As for picture books, recent hits with my younger three include:

Rachel Fister’s Blister by Amy MacDonald, art by Marjorie Priceman.

Rachel Fister has a blister, and everyone around her has a cure. Silly, satisfying rhyming text; Rilla in particular enjoys this kind of linguistic fun.

Good New, Bad News by Jeff Mack.

This one’s a great pick for the 3-6-year-old set, all ye aunties and uncles and godparents out there. A rabbit and a mouse and a picnic gone bad. No, good! No, bad! No, good…The kind of bright, bold, funny drawings my littles are especially drawn to, and unpredictable twists within a highly predictable (ergo comfortable and appealing to preschoolers) structure.


It’s a Tiger! by David LaRochelle, illustrated by the wonderful Jeremy Tankard.

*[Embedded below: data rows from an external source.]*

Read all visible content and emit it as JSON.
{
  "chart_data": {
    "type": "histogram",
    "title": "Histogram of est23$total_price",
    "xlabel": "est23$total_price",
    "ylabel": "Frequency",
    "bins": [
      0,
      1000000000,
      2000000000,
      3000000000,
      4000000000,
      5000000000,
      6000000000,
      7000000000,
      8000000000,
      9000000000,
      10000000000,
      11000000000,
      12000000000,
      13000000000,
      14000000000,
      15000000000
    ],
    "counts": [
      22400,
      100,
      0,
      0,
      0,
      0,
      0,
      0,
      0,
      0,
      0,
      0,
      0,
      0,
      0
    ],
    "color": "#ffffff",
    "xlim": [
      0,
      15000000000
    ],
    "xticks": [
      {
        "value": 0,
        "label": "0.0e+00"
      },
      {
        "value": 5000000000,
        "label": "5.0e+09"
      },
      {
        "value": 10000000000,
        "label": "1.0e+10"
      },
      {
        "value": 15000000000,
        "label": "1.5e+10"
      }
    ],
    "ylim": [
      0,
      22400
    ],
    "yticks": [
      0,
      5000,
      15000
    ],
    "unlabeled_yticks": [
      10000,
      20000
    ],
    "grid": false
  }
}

You know how much we love Tankard’s work. Gorgeous coloring in this book and so much humor and excitement in the drawings. I love that heavy outline on the tiger; Jeremy was an inspired choice to illustrate David LaRochelle’s delightful tale. It’s a rollicking jungle adventure of the best kind, with a suitably ferocious tiger lurking in all sorts of unexpected places, and a kind of “We’re going on a bear hunt” vibe to the text. Huck loves it, and not just because you get to shout “IT’S A TIGER! RUN!” every few pages.